NINE TRACKS IN THE MULTI-TRACK SYSTEM
Track 1 – Government, or Peacemaking through Diplomacy. This is the world of official diplomacy, policymaking, and peacebuilding as expressed through formal aspects of the governmental process.
Track 2 – Nongovernment/Professional, or Peacemaking through Conflict Resolution. This is the realm of professional nongovernmental action attempting to analyze, prevent, resolve, and manage international conflicts by non-state actors.
Track 3 – Business, or Peacemaking through Commerce. This is the field of business and its actual and potential effects on peacebuilding through the provision of economic opportunities, international friendship and understanding, informal channels of communication, and support for other peacemaking activities.
Track 4 – Private Citizen, or Peacemaking through Personal Involvement. This includes the various ways that individual citizens become involved in peace and development activities through citizen diplomacy, exchange programs, private voluntary organizations, nongovernmental organizations, and special-interest groups.

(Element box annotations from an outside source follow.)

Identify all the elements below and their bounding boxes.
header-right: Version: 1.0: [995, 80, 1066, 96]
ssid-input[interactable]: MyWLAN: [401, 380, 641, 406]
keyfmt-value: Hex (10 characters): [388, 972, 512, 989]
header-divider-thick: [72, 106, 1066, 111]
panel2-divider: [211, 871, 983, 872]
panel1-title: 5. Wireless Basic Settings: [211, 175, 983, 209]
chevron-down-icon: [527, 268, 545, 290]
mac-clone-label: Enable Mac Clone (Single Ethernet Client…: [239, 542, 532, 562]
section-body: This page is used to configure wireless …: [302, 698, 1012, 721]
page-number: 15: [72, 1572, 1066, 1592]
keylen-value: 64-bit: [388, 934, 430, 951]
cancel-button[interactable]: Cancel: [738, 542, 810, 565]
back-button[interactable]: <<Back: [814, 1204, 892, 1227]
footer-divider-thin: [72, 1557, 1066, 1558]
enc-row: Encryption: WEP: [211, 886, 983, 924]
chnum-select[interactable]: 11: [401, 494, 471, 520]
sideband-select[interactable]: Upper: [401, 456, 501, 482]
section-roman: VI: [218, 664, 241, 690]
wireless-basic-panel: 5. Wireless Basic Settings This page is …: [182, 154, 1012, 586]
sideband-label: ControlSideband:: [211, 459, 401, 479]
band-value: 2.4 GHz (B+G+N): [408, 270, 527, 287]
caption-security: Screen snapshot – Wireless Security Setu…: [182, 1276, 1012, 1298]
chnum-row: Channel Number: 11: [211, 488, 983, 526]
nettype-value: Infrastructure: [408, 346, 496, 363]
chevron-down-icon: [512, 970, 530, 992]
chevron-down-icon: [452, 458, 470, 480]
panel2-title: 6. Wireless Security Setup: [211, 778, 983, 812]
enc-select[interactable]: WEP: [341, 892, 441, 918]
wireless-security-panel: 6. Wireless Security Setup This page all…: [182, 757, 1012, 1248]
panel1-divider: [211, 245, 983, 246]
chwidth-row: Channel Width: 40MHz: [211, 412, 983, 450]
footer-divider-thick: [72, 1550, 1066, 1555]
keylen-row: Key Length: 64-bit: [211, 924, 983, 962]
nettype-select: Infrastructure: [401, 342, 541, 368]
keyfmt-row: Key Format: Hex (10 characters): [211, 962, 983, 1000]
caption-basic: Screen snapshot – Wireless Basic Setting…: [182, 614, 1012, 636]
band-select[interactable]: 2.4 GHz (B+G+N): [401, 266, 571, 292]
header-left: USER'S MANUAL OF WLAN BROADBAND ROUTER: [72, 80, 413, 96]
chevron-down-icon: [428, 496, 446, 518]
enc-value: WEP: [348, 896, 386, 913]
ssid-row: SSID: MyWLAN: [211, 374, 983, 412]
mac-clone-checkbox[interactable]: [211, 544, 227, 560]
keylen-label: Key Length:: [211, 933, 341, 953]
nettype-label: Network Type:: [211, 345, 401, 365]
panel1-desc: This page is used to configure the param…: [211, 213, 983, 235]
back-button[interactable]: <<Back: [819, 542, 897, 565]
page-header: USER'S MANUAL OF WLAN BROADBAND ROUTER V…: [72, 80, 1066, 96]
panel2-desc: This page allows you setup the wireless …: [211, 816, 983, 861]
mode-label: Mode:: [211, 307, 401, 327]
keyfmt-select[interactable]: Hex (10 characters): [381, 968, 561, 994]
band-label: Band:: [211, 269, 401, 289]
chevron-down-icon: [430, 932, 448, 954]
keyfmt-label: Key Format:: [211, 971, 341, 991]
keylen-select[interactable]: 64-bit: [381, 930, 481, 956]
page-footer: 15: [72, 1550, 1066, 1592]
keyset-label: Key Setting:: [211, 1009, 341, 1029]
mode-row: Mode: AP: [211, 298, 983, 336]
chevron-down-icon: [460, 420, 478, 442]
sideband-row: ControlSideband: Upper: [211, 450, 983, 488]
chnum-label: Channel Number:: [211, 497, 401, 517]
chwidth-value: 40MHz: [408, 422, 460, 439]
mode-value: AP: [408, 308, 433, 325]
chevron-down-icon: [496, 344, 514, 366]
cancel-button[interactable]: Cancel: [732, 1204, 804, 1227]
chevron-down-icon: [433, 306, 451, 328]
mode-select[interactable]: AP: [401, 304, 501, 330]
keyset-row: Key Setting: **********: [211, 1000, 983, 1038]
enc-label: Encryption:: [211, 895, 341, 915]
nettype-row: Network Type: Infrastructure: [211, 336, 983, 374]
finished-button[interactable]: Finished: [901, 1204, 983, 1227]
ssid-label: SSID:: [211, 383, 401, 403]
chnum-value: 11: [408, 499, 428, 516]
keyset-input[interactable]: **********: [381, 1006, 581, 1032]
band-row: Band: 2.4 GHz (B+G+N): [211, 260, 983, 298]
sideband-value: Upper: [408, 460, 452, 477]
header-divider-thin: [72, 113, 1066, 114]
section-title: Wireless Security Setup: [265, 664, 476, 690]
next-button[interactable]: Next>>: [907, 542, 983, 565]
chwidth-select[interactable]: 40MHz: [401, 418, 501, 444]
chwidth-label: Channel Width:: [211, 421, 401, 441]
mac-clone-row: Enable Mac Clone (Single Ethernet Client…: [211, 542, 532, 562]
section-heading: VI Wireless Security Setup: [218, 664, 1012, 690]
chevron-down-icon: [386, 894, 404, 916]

Track 5 – Research, Training, and Education, or peacemaking through Learning. This track includes three related worlds: research, as it is connected to university programs, think tanks, and special-interest research centers; training programs that seek to provide training in practitioner skills such as negotiation, mediation, conflict resolution, and third-party facilitation; and education, including kindergarten through PhD programs that cover various aspects of global or cross-cultural studies, peace and world order studies, and conflict analysis, management, and resolution.
Track 6 – Activism, or Peacemaking through Advocacy. This track covers the field of peace and environmental activism on such issues as disarmament, human rights, social and economic justice, and advocacy of special-interest groups regarding specific governmental policies.
Track 7 – Religion, or Peacemaking through Faith in action. This examines the beliefs and peace-oriented actions of spiritual and religious communities and such morality-based movements as pacifism, sanctuary, and nonviolence.
Track 8 – Funding, or Peacemaking through Providing Resources. This refers to the funding community-those foundations and individual philanthropists that provide the financial support for many of the activities undertaken by the other tracks.
Track 9 – Communications and the Media, or Peacemaking through Information. This is the realm of the voice of the people: how public opinion gets shaped and expressed by the media-print, film, video, radio, electronic systems, the arts.
LOGO DESIGN
The multi-track diagram proudly serves as a logo for the Institute. It visually represents the ideas, beliefs and commitments of the organization. The eight points of the diagram stand for each track of diplomacy with the inner circle that represents public opinion and communication (ninth track) and ties all the tracks together, the way the power of communication helps integrate society. The diagram became a recognized and respected logo in the world of conflict resolution specialists and conflict management.
This material is taken from the introduction to the book, Multi-Track Diplomacy: A Systems Approach to Peace, by Dr. Louise Diamond and Ambassador John McDonald, Kumarian Press, 1996.